Observation of a supersolid phase in a spin-orbit coupled exciton-polariton Bose-Einstein condensate at room temperature
Marcin Muszyński, Pavel Kokhanchik, Rafał Mirek, Darius Urbonas, Pietro Tassan, Piotr Kapuściński, Przemysław Oliwa, Ioannis Georgakilas, Thilo Stöferle, Rainer F. Mahrt, Michael Forster, Ullrich Scherf, Dmitriy Dovzhenko, Rafał Mazur, Przemysław Morawiak, Wiktor Piecek, Przemysław Kula, Barbara Piętka, Dmitry Solnyshkov, Guillaume Malpuech, Jacek Szczytko
TL;DR
The work demonstrates room-temperature supersolidity in a spin-orbit–coupled exciton-polariton fluid by engineering a nematic liquid crystal–organic polymer microcavity that supports strong exciton–photon coupling with Rashba-Dresselhaus SOC. Condensation occurs into two degenerate RD-SOC minima at $\pm k_0$, producing spontaneously modulated density and polarization stripes whose positions vary between realizations, evidencing spontaneous translational symmetry breaking that remains robust against disorder.
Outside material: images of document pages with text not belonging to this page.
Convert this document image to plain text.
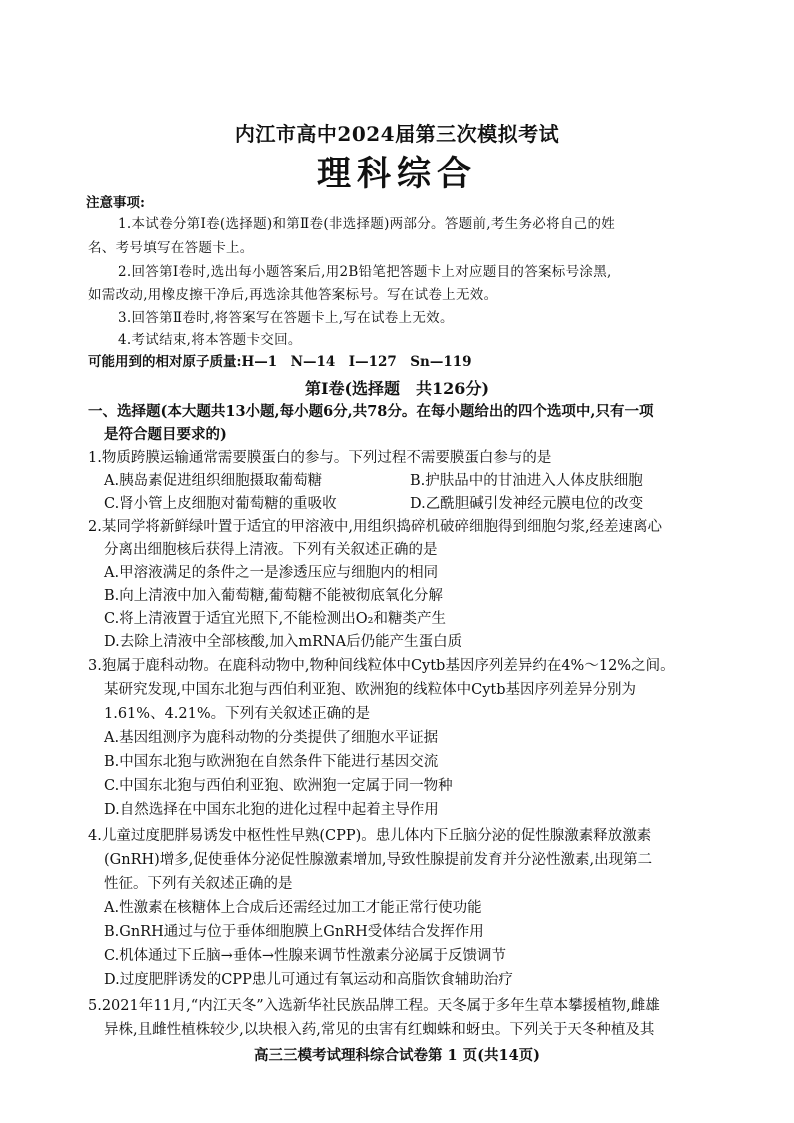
内江市高中2024届第三次模拟考试
理科综合
注意事项:
1.本试卷分第Ⅰ卷(选择题)和第Ⅱ卷(非选择题)两部分。答题前,考生务必将自己的姓
名、考号填写在答题卡上。
2.回答第Ⅰ卷时,选出每小题答案后,用2B铅笔把答题卡上对应题目的答案标号涂黑,
如需改动,用橡皮擦干净后,再选涂其他答案标号。写在试卷上无效。
3.回答第Ⅱ卷时,将答案写在答题卡上,写在试卷上无效。
4.考试结束,将本答题卡交回。
可能用到的相对原子质量:H—1　N—14　I—127　Sn—119
第Ⅰ卷(选择题　共126分)
一、选择题(本大题共13小题,每小题6分,共78分。在每小题给出的四个选项中,只有一项
是符合题目要求的)
1.物质跨膜运输通常需要膜蛋白的参与。下列过程不需要膜蛋白参与的是
A.胰岛素促进组织细胞摄取葡萄糖	B.护肤品中的甘油进入人体皮肤细胞
C.肾小管上皮细胞对葡萄糖的重吸收	D.乙酰胆碱引发神经元膜电位的改变
2.某同学将新鲜绿叶置于适宜的甲溶液中,用组织捣碎机破碎细胞得到细胞匀浆,经差速离心
分离出细胞核后获得上清液。下列有关叙述正确的是
A.甲溶液满足的条件之一是渗透压应与细胞内的相同
B.向上清液中加入葡萄糖,葡萄糖不能被彻底氧化分解
C.将上清液置于适宜光照下,不能检测出O₂和糖类产生
D.去除上清液中全部核酸,加入mRNA后仍能产生蛋白质
3.狍属于鹿科动物。在鹿科动物中,物种间线粒体中Cytb基因序列差异约在4%～12%之间。
某研究发现,中国东北狍与西伯利亚狍、欧洲狍的线粒体中Cytb基因序列差异分别为
1.61%、4.21%。下列有关叙述正确的是
A.基因组测序为鹿科动物的分类提供了细胞水平证据
B.中国东北狍与欧洲狍在自然条件下能进行基因交流
C.中国东北狍与西伯利亚狍、欧洲狍一定属于同一物种
D.自然选择在中国东北狍的进化过程中起着主导作用
4.儿童过度肥胖易诱发中枢性性早熟(CPP)。患儿体内下丘脑分泌的促性腺激素释放激素
(GnRH)增多,促使垂体分泌促性腺激素增加,导致性腺提前发育并分泌性激素,出现第二
性征。下列有关叙述正确的是
A.性激素在核糖体上合成后还需经过加工才能正常行使功能
B.GnRH通过与位于垂体细胞膜上GnRH受体结合发挥作用
C.机体通过下丘脑→垂体→性腺来调节性激素分泌属于反馈调节
D.过度肥胖诱发的CPP患儿可通过有氧运动和高脂饮食辅助治疗
5.2021年11月,“内江天冬”入选新华社民族品牌工程。天冬属于多年生草本攀援植物,雌雄
异株,且雌性植株较少,以块根入药,常见的虫害有红蜘蛛和蚜虫。下列关于天冬种植及其
高三三模考试理科综合试卷第 1 页(共14页)
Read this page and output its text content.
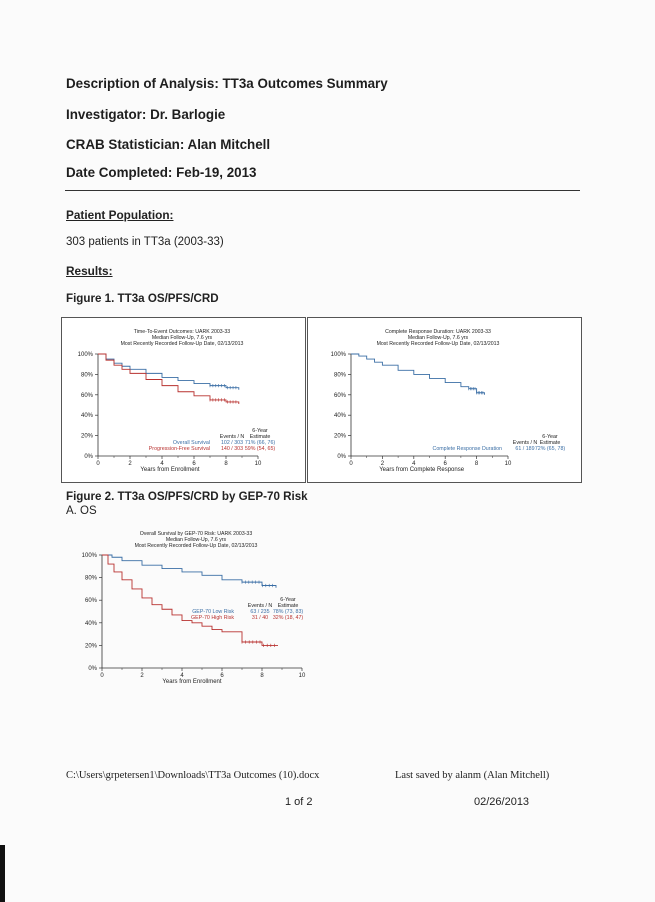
Description of Analysis: TT3a Outcomes Summary
Investigator: Dr. Barlogie
CRAB Statistician: Alan Mitchell
Date Completed: Feb-19, 2013
Patient Population:
303 patients in TT3a (2003-33)
Results:
Figure 1. TT3a OS/PFS/CRD
Time-To-Event Outcomes: UARK 2003-33
Median Follow-Up, 7.6 yrs
Most Recently Recorded Follow-Up Date, 02/13/2013
0%
20%
40%
60%
80%
100%
0	2	4	6	8	10
Years from Enrollment
6-Year
Events / N Estimate
Overall Survival 102 / 303 71% (66, 76)
Progression-Free Survival 140 / 303 59% (54, 65)
Complete Response Duration: UARK 2003-33
Median Follow-Up, 7.6 yrs
Most Recently Recorded Follow-Up Date, 02/13/2013
0%
20%
40%
60%
80%
100%
0	2	4	6	8	10
Years from Complete Response
6-Year
Events / N Estimate
Complete Response Duration	61 / 189 72% (65, 78)
Figure 2. TT3a OS/PFS/CRD by GEP-70 Risk
A. OS
Overall Survival by GEP-70 Risk: UARK 2003-33
Median Follow-Up, 7.6 yrs
Most Recently Recorded Follow-Up Date, 02/13/2013
0%
20%
40%
60%
80%
100%
0	2	4	6	8	10
Years from Enrollment
6-Year
Events / N Estimate
GEP-70 Low Risk	63 / 235 78% (73, 83)
GEP-70 High Risk	31 / 40 32% (18, 47)
C:\Users\grpetersen1\Downloads\TT3a Outcomes (10).docx	Last saved by alanm (Alan Mitchell)
1 of 2	02/26/2013
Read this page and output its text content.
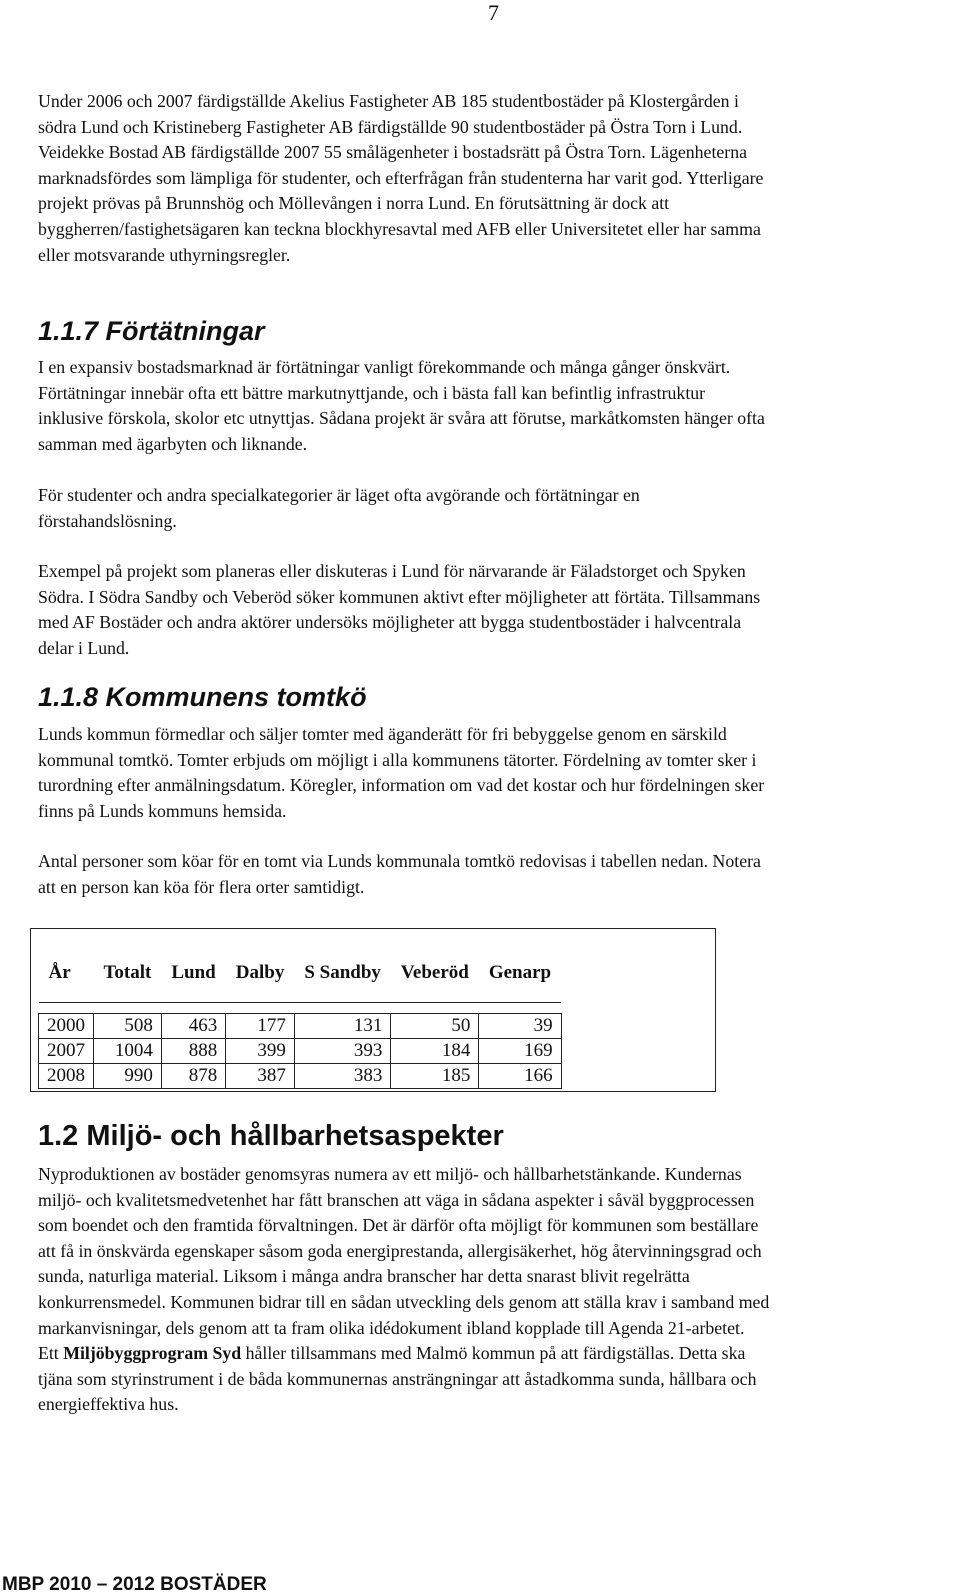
7
Under 2006 och 2007 färdigställde Akelius Fastigheter AB 185 studentbostäder på Klostergården i
södra Lund och Kristineberg Fastigheter AB färdigställde 90 studentbostäder på Östra Torn i Lund.
Veidekke Bostad AB färdigställde 2007 55 smålägenheter i bostadsrätt på Östra Torn. Lägenheterna
marknadsfördes som lämpliga för studenter, och efterfrågan från studenterna har varit god. Ytterligare
projekt prövas på Brunnshög och Möllevången i norra Lund. En förutsättning är dock att
byggherren/fastighetsägaren kan teckna blockhyresavtal med AFB eller Universitetet eller har samma
eller motsvarande uthyrningsregler.
1.1.7 Förtätningar
I en expansiv bostadsmarknad är förtätningar vanligt förekommande och många gånger önskvärt.
Förtätningar innebär ofta ett bättre markutnyttjande, och i bästa fall kan befintlig infrastruktur
inklusive förskola, skolor etc utnyttjas. Sådana projekt är svåra att förutse, markåtkomsten hänger ofta
samman med ägarbyten och liknande.
För studenter och andra specialkategorier är läget ofta avgörande och förtätningar en
förstahandslösning.
Exempel på projekt som planeras eller diskuteras i Lund för närvarande är Fäladstorget och Spyken
Södra. I Södra Sandby och Veberöd söker kommunen aktivt efter möjligheter att förtäta. Tillsammans
med AF Bostäder och andra aktörer undersöks möjligheter att bygga studentbostäder i halvcentrala
delar i Lund.
1.1.8 Kommunens tomtkö
Lunds kommun förmedlar och säljer tomter med äganderätt för fri bebyggelse genom en särskild
kommunal tomtkö. Tomter erbjuds om möjligt i alla kommunens tätorter. Fördelning av tomter sker i
turordning efter anmälningsdatum. Köregler, information om vad det kostar och hur fördelningen sker
finns på Lunds kommuns hemsida.
Antal personer som köar för en tomt via Lunds kommunala tomtkö redovisas i tabellen nedan. Notera
att en person kan köa för flera orter samtidigt.
År	Totalt	Lund	Dalby	S Sandby	Veberöd	Genarp

2000	508	463	177	131	50	39
2007	1004	888	399	393	184	169
2008	990	878	387	383	185	166
1.2 Miljö- och hållbarhetsaspekter
Nyproduktionen av bostäder genomsyras numera av ett miljö- och hållbarhetstänkande. Kundernas
miljö- och kvalitetsmedvetenhet har fått branschen att väga in sådana aspekter i såväl byggprocessen
som boendet och den framtida förvaltningen. Det är därför ofta möjligt för kommunen som beställare
att få in önskvärda egenskaper såsom goda energiprestanda, allergisäkerhet, hög återvinningsgrad och
sunda, naturliga material. Liksom i många andra branscher har detta snarast blivit regelrätta
konkurrensmedel. Kommunen bidrar till en sådan utveckling dels genom att ställa krav i samband med
markanvisningar, dels genom att ta fram olika idédokument ibland kopplade till Agenda 21-arbetet.
Ett Miljöbyggprogram Syd håller tillsammans med Malmö kommun på att färdigställas. Detta ska
tjäna som styrinstrument i de båda kommunernas ansträngningar att åstadkomma sunda, hållbara och
energieffektiva hus.
MBP 2010 – 2012 BOSTÄDER
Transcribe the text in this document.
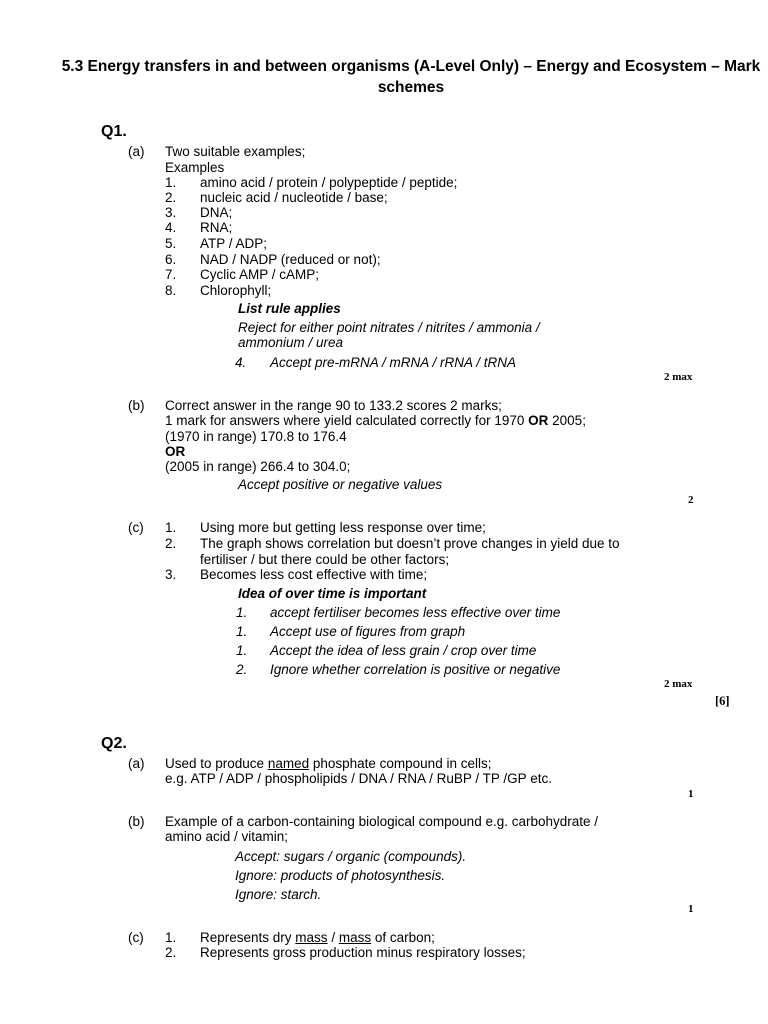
5.3 Energy transfers in and between organisms (A-Level Only) – Energy and Ecosystem – Mark schemes
Q1.
(a) Two suitable examples;
Examples
1. amino acid / protein / polypeptide / peptide;
2. nucleic acid / nucleotide / base;
3. DNA;
4. RNA;
5. ATP / ADP;
6. NAD / NADP (reduced or not);
7. Cyclic AMP / cAMP;
8. Chlorophyll;
List rule applies
Reject for either point nitrates / nitrites / ammonia /
ammonium / urea
4. Accept pre-mRNA / mRNA / rRNA / tRNA
2 max
(b) Correct answer in the range 90 to 133.2 scores 2 marks;
1 mark for answers where yield calculated correctly for 1970 OR 2005;
(1970 in range) 170.8 to 176.4
OR
(2005 in range) 266.4 to 304.0;
Accept positive or negative values
2
(c) 1. Using more but getting less response over time;
2. The graph shows correlation but doesn’t prove changes in yield due to
fertiliser / but there could be other factors;
3. Becomes less cost effective with time;
Idea of over time is important
1. accept fertiliser becomes less effective over time
1. Accept use of figures from graph
1. Accept the idea of less grain / crop over time
2. Ignore whether correlation is positive or negative
2 max
[6]
Q2.
(a) Used to produce named phosphate compound in cells;
e.g. ATP / ADP / phospholipids / DNA / RNA / RuBP / TP /GP etc.
1
(b) Example of a carbon-containing biological compound e.g. carbohydrate /
amino acid / vitamin;
Accept: sugars / organic (compounds).
Ignore: products of photosynthesis.
Ignore: starch.
1
(c) 1. Represents dry mass / mass of carbon;
2. Represents gross production minus respiratory losses;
The Stripe phase exhibits superfluid characteristics, including random stripe positioning without backscattering and the observation of vortices via the Kibble-Zurek mechanism, supported by both experiment and Boltzmann-Gross-Pitaevskii simulations that reveal gapless bogolon modes. The combination of room-temperature operation, strong coupling with tunable SOC, and robust supersolid behavior opens avenues for exploring SOC-driven quantum fluids of light and topological photonics in non-Hermitian, real-world devices. Key quantitative findings include a Rabi splitting of $\Omega\approx93$ meV, two minima at $\pm k_0$, stripe spacing $\approx \pi/k_0$, and a stripe contrast that ranges with density and disorder, all captured by a Tavis-Cummings–type and spinor GP modeling framework.
Abstract
In Bose-Einstein condensates (BEC), spin-orbit coupling (SOC) produces supersolidity. It is a peculiar state of matter, which, in addition to the superfluid behaviour shows periodic density modulation typical for crystals. Here, we report the fabrication of a new type of optical microcavity allowing to achieve room-temperature supersolidity for a quantum fluid of light. The microcavity is filled with a nematic liquid crystal (LC) and two layers of the organic polymer MeLPPP hosting exciton resonances. We demonstrate exciton-polariton condensation in the two distinct degenerate minima of the dispersion created by the LC induced Rashba-Dresselhaus (RD) SOC. The condensate real-space distribution shows density stripes located randomly from one condensate realization to another despite the presence of a random disorder potential. This demonstrates the immunity of stripes against disorder (that is, superfluidity) and the spontaneous breaking of translational invariance. We also report the random appearance of vortices via the Kibble-Zurek mechanism, another smoking gun of superfluidity.